Answer:
Because contrary to a century of myth and propaganda, Versailles didn't go far enough; in 1919, Germany was more powerful relative to its neighbors than 1914.
Economically; in 1918 Germany was starving but its industrial base remained intact. Unlike France, whose main industrial zone was the front line for four years, or Belgium, whose entire infrastructure was blown up by the retreating German army in 1918 (yet another reason for the lack of sympathy at Versailles).
The hyperinflation of 1922–1923 was largely manufactured by the Weimar government; it wiped out personal pensions, savings and investments but benefitted large companies by doing the same to their debts. This is one reason over 80% of the top 50 German companies in 2018 were founded in the 1840s or 1850s.
Politically; Thanks to Woodrow Wilson’s principle of ethnicity = nationality, Versailles surrounded a largely intact Germany with a host of weak satellite nations, cobbled together from groups that didn’t like each other very much (eg Slovaks and Czechs), with large resentful minorities (Sudetenland Germans, Ukrainians in Poland, Hungarians in Romania etc.) and indefensible borders.
Militarily; they found ways around the limitations on the Reichswehr. These included funding veterans associations, eg the SA, Stahlhelm, Reich banner Schwarz-rot-gold, but which also provided political parties with their own militia and thereby undermined the Republic.

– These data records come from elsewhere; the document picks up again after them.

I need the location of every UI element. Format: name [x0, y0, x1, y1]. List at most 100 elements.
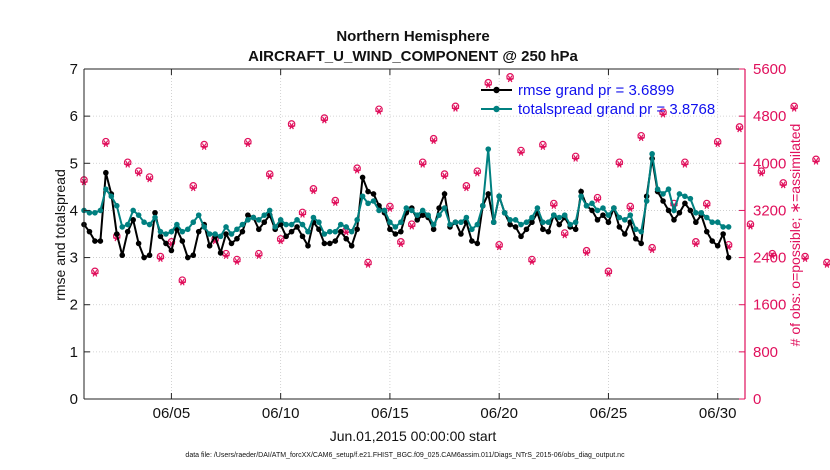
spread-series-point [654, 186, 661, 193]
obs-assimilated-marker [200, 143, 208, 151]
obs-possible-marker [779, 179, 788, 187]
rmse-series-point [387, 226, 393, 233]
obs-assimilated-marker [222, 252, 230, 260]
rmse-series-point [294, 224, 300, 230]
rmse-series-point [693, 219, 699, 226]
obs-possible-marker [626, 202, 635, 211]
obs-assimilated-marker [528, 258, 536, 265]
rmse-series-point [392, 231, 399, 237]
spread-series-point [430, 221, 437, 228]
spread-series-point [594, 207, 601, 214]
rmse-series-point [86, 228, 93, 235]
obs-possible-marker [123, 158, 132, 167]
obs-assimilated-marker [375, 107, 383, 115]
obs-possible-marker [582, 246, 591, 255]
rmse-series-point [540, 226, 546, 233]
spread-series-point [250, 214, 257, 221]
spread-series-point [682, 193, 688, 200]
obs-assimilated-marker [364, 261, 372, 268]
obs-possible-marker [692, 238, 700, 246]
spread-series-point [348, 228, 355, 235]
obs-assimilated-marker [648, 246, 656, 254]
obs-possible-marker [637, 131, 646, 140]
spread-series-point [381, 207, 388, 214]
spread-series-point [698, 209, 705, 216]
spread-series-point [398, 219, 404, 226]
obs-possible-marker [102, 137, 110, 146]
rmse-series-point [616, 224, 623, 230]
spread-series-point [649, 151, 655, 157]
rmse-series-point [348, 242, 355, 249]
rmse-series-point [419, 212, 426, 218]
spread-series-point [119, 224, 126, 230]
spread-series-point [321, 231, 328, 237]
obs-assimilated-marker [495, 243, 503, 251]
rmse-series-point [714, 242, 721, 249]
spread-series-point [551, 212, 557, 218]
rmse-series-point [261, 219, 268, 226]
obs-assimilated-marker [287, 122, 296, 130]
obs-assimilated-marker [266, 172, 274, 180]
spread-series-point [152, 214, 158, 221]
rmse-series-point [327, 240, 333, 247]
rmse-series-point [245, 212, 251, 218]
spread-series-point [206, 231, 213, 237]
obs-possible-marker [823, 258, 830, 267]
x-tick-label: 06/10 [262, 405, 300, 422]
spread-series-point [529, 214, 535, 221]
spread-series-point [671, 207, 677, 214]
rmse-series-point [256, 226, 262, 233]
obs-assimilated-marker [823, 261, 830, 268]
spread-series-point [135, 212, 142, 218]
spread-series-point [414, 212, 421, 218]
obs-possible-marker [593, 193, 602, 202]
obs-assimilated-marker [768, 252, 776, 260]
rmse-series-point [239, 228, 246, 235]
rmse-series-point [660, 198, 666, 204]
rmse-series-point [622, 231, 628, 237]
spread-series-point [316, 219, 322, 226]
spread-series-point [703, 214, 710, 221]
obs-possible-marker [418, 158, 427, 167]
x-axis-label: Jun.01,2015 00:00:00 start [330, 428, 497, 444]
rmse-series-point [578, 188, 584, 195]
obs-assimilated-marker [233, 258, 241, 265]
spread-series-point [299, 221, 306, 228]
spread-series-point [507, 217, 513, 223]
rmse-series-point [354, 226, 360, 233]
chart-title: Northern Hemisphere [336, 28, 489, 45]
spread-series-point [174, 221, 180, 228]
rmse-series-point [458, 231, 464, 237]
spread-series-point [572, 219, 579, 226]
rmse-series-point [665, 207, 672, 214]
rmse-series-point [725, 254, 732, 261]
obs-assimilated-marker [397, 240, 405, 248]
spread-series-point [97, 207, 104, 214]
spread-series-point [643, 198, 650, 204]
spread-series-point [354, 217, 360, 223]
spread-series-point [425, 212, 431, 218]
rmse-series-point [97, 238, 104, 244]
rmse-series-point [299, 233, 306, 240]
spread-series-point [545, 219, 552, 226]
spread-series-point [294, 217, 300, 223]
spread-series-point [441, 205, 448, 211]
obs-assimilated-marker [801, 255, 809, 262]
rmse-series-point [217, 250, 224, 256]
spread-series-point [567, 221, 573, 228]
spread-series-point [256, 217, 262, 223]
obs-assimilated-marker [812, 157, 820, 165]
rmse-series-point [228, 240, 235, 247]
obs-possible-marker [681, 158, 689, 167]
spread-series-point [376, 207, 382, 214]
obs-assimilated-marker [189, 184, 197, 192]
spread-series-point [632, 226, 639, 233]
rmse-series-point [474, 240, 481, 247]
rmse-series-point [234, 235, 240, 242]
y-tick-label: 0 [70, 391, 78, 408]
rmse-series-point [485, 191, 492, 197]
obs-possible-marker [746, 220, 755, 228]
data-file-footnote: data file: /Users/raeder/DAI/ATM_forcXX/… [185, 452, 625, 459]
spread-series-point [277, 217, 284, 223]
obs-possible-marker [735, 123, 744, 131]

They also signed secret agreements with Russia, for training and exercising aircraft, tanks and tactics but most importantly retained defensible boundaries (unlike their neighbors').
This meant the Allies weren’t going to make the same mistake in 1945. Weakening Germany was not simply a function of Stalin; even in 1990 (pre-German re-unification), then French President Francois Mitterrand said ‘I love Germany so much, I’m glad there are two of them.’ Thatcher made the same point but not nearly so elegantly.